A Chinese Teenager is headed to jail after submitting close to 12,000 fraudulent refunds after he discovered a loophole in an e-commerce refund system.
He turned that loophole into a $680,000 payday before anyone noticed.
I Guess You Could Call This A Real Glitch
The teen whose last name is Lu found out that a cosmetics shipping platform never verified whether customers actually returned products.
When requesting a refund, buyers were required to enter their courier tracking numbers, but the system only checked whether the number existed, not whether the buyer had actually returned the merchandise.

Lu honed in on that glitch and abused it relentlessly, racking up tens of thousands in fraudulent refunds daily and, at one point, processing between 50 and 100 fraudulent refunds a day.
He Created Multiple Buyer Accounts To Scale Up His Attack
Lu’s scheme was pretty straightforward and very lucrative. He created multiple buyer accounts and began purchasing cosmetics totaling thousands of dollars every day.
When he received the order, he would submit a fraudulent refund request using fake tracking numbers. The platform automatically processed each one.
Over several months, Lu collected about 4.76 million yuan worth of cosmetics, roughly $680,000, and resold it while collecting the fraudulent refunds from the cosmetic company.

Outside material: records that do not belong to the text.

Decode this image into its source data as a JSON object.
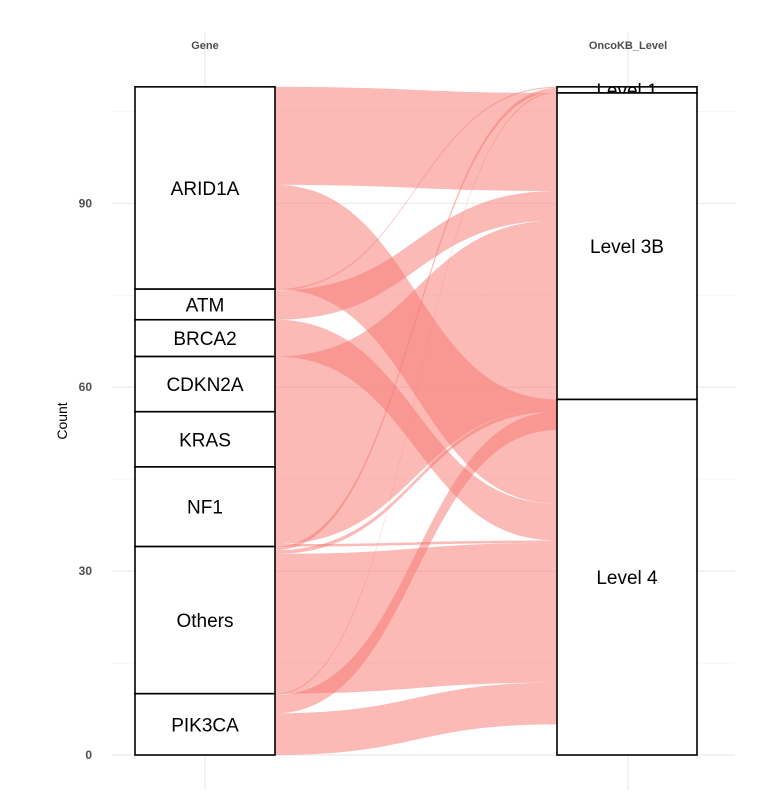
{
  "chart_data": {
    "type": "alluvial",
    "axes": [
      "Gene",
      "OncoKB_Level"
    ],
    "ylabel": "Count",
    "ylim": [
      0,
      109
    ],
    "y_ticks": [
      0,
      30,
      60,
      90
    ],
    "grid": true,
    "flow_color": "#f8766d",
    "left_strata": [
      {
        "label": "ARID1A",
        "count": 33
      },
      {
        "label": "ATM",
        "count": 5
      },
      {
        "label": "BRCA2",
        "count": 6
      },
      {
        "label": "CDKN2A",
        "count": 9
      },
      {
        "label": "KRAS",
        "count": 9
      },
      {
        "label": "NF1",
        "count": 13
      },
      {
        "label": "Others",
        "count": 24
      },
      {
        "label": "PIK3CA",
        "count": 10
      }
    ],
    "right_strata": [
      {
        "label": "Level 1",
        "count": 1
      },
      {
        "label": "Level 3B",
        "count": 50
      },
      {
        "label": "Level 4",
        "count": 58
      }
    ],
    "flows": [
      {
        "from": "ARID1A",
        "to": "Level 3B",
        "count": 16
      },
      {
        "from": "ARID1A",
        "to": "Level 4",
        "count": 17
      },
      {
        "from": "ATM",
        "to": "Level 1",
        "count": 0.2
      },
      {
        "from": "ATM",
        "to": "Level 3B",
        "count": 4.8
      },
      {
        "from": "BRCA2",
        "to": "Level 4",
        "count": 6
      },
      {
        "from": "CDKN2A",
        "to": "Level 3B",
        "count": 9
      },
      {
        "from": "KRAS",
        "to": "Level 3B",
        "count": 9
      },
      {
        "from": "NF1",
        "to": "Level 3B",
        "count": 12.6
      },
      {
        "from": "NF1",
        "to": "Level 4",
        "count": 0.4
      },
      {
        "from": "Others",
        "to": "Level 1",
        "count": 0.6
      },
      {
        "from": "Others",
        "to": "Level 3B",
        "count": 0.6
      },
      {
        "from": "Others",
        "to": "Level 4",
        "count": 22.8
      },
      {
        "from": "PIK3CA",
        "to": "Level 1",
        "count": 0.2
      },
      {
        "from": "PIK3CA",
        "to": "Level 3B",
        "count": 3
      },
      {
        "from": "PIK3CA",
        "to": "Level 4",
        "count": 6.8
      }
    ]
  }
}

The Platform Stopped It After Detecting A Suspicious Pattern
The platform eventually caught on to the scheme after noticing a very high volume of return requests in which the return packages never physically reached the original sellers.
In March 2024, the platform reported this abnormal refund activity to the Shanghai police, who traced the multiple buyer accounts back to Lu.
He was arrested, charged, and will now serve six years for his fraud.
Refund Fraud Is A Major Problem In China
The prosecution of Lu coincided with a Chinese refund crisis. In 2021, many merchants began to introduce “refund only” policies that allowed buyers to receive refunds without returning goods under certain conditions.

By 2024, those refund-only policies led to a spike in friendly and refund fraud. In that year, 64.31% of all merchants complained about refund abuse in the country and 25% of consumers admitted that they exploited the policies.
This is why we can’t have nice things.